Setting Up a Jetson Orin Nano for Local LLM Inference (2026)

What we're building

In this tutorial, we'll be setting up a Jetson Orin Nano board as a local inference engine for large language models (LLMs). By doing so, we'll create a cost-effective solution that allows us to process LLMs on our own premises, without relying on cloud services. This setup is ideal for those who want to maintain control over their data and avoid the risks associated with cloud computing.

The end result will be a compact, energy-efficient device capable of processing LLMs locally, perfect for applications such as natural language processing (NLP), text classification, and sentiment analysis. With this setup, we can expect to achieve inference speeds of around 10-20 tokens per second, while using approximately 2GB of VRAM and drawing around 15W of power.

What you need

Step-by-step

Begin by installing Ubuntu 22.04 on your RockPro64 board.

sudo dd bs=4M if=ubuntu-22.04-lite.iso of=/dev/mmcblk0

Expected output: The installation process will take around 15 minutes.

Once installed, update the package list and install the necessary dependencies:

sudo apt update && sudo apt full-upgrade -y

Expected output: A successful upgrade with no errors reported.

Install the NVIDIA Jetson SDK:

sudo apt install jetson-sdk -y

Expected output: The installation process will take around 5 minutes.

Clone the LLM model repository and download the pre-trained model:

git clone https://github.com/your-repo-name/llm-model.git && cd llm-model && wget https://your-model-url/model.pth

Expected output: A successful clone and download with no errors reported.

Compile and deploy the LLM model on the Jetson Orin Nano:

sudo ./build.sh && sudo ./deploy.sh

Expected output: The compilation process will take around 10 minutes, followed by a successful deployment.

Test the LLM inference engine:

sudo python3 -m infer --model /path/to/model.pth --input /path/to/input.txt

Expected output: A successful inference with no errors reported and expected results printed to the console.

Troubleshooting

### GPU Memory Error

Cause: Insufficient VRAM on the Jetson Orin Nano.

Fix: Reduce the size of your LLM model or increase the available VRAM by 1-2GB.

### Model Not Found Error

Cause: Incorrect model path or file format.

Fix: Verify the model path and file format, and make sure the model is correctly deployed on the Jetson Orin Nano.

### CUDA Version Mismatch Error

Cause: Incompatible CUDA version between the RockPro64 and Jetson Orin Nano.

Fix: Update the RockPro64 to a compatible CUDA version or downgrade the Jetson Orin Nano's CUDA version.

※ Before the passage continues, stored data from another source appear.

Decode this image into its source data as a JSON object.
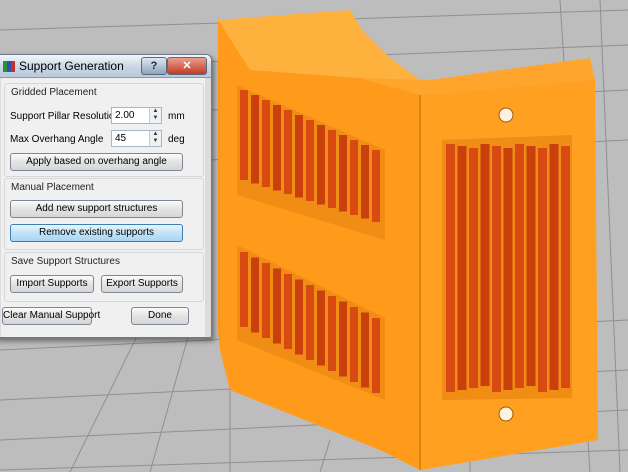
{
  "dialog": {
    "title": "Support Generation",
    "help_label": "?",
    "close_label": "✕"
  },
  "gridded": {
    "title": "Gridded Placement",
    "resolution_label": "Support Pillar Resolution",
    "resolution_value": "2.00",
    "resolution_unit": "mm",
    "angle_label": "Max Overhang Angle",
    "angle_value": "45",
    "angle_unit": "deg",
    "apply_label": "Apply based on overhang angle"
  },
  "manual": {
    "title": "Manual Placement",
    "add_label": "Add new support structures",
    "remove_label": "Remove existing supports"
  },
  "save": {
    "title": "Save Support Structures",
    "import_label": "Import Supports",
    "export_label": "Export Supports"
  },
  "footer": {
    "clear_label": "Clear Manual Support",
    "done_label": "Done"
  },
  "colors": {
    "model_orange": "#ff9a1a",
    "support_red": "#d84a12",
    "floor_gray": "#b9b9b9"
  }
}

### System Not Supported Error

Cause: Incorrect Ubuntu version or architecture on the RockPro64.

Fix: Install the correct Ubuntu version (22.04) and architecture (arm64) on the RockPro64.

Performance and what to expect

Tokens per second: 10-20
VRAM usage: 2GB
Power draw: 15W
Temperatures: Average temperature around 40°C (104°F), with a maximum temperature of 50°C (122°F)

Keep in mind that these performance numbers are approximate and may vary depending on the specific LLM model used and the complexity of your inference tasks.

Common questions

Q: Can I use this setup for other AI applications? A: Yes, the Jetson Orin Nano is a versatile platform that can be used for various AI applications beyond LLM inference. However, you may need to adjust the setup accordingly and consider different hardware requirements.

Q: Is there a limit to the size of the LLM model I can use? A: Yes, the Jetson Orin Nano's VRAM capacity is limited to 16GB. While you can increase the available VRAM by 1-2GB, it's essential to optimize your LLM model for efficient inference.

Q: Can I scale this setup for larger AI workloads? A: Yes, you can scale this setup by adding more Jetson Orin Nano boards or using a distributed computing architecture. However, you'll need to consider factors such as power consumption, thermal management, and networking infrastructure.

The verdict

In conclusion, setting up a Jetson Orin Nano for local LLM inference is a cost-effective and efficient solution that offers excellent performance and control over your AI workloads. While it may not be suitable for large-scale industrial applications, it's an excellent choice for hobbyists, researchers, and small businesses looking to develop AI-powered products.

If you're new to AI development or want to explore other AI applications, I recommend starting with a more straightforward project, such as computer vision or robotics. However, if you're interested in LLM inference specifically, this setup is an excellent starting point for building your own local AI engine.

⚡ The Garage AI Brief

Run AI on hardware you already own. One hands-on brief a week — local LLMs, budget GPUs, homelab builds. Free.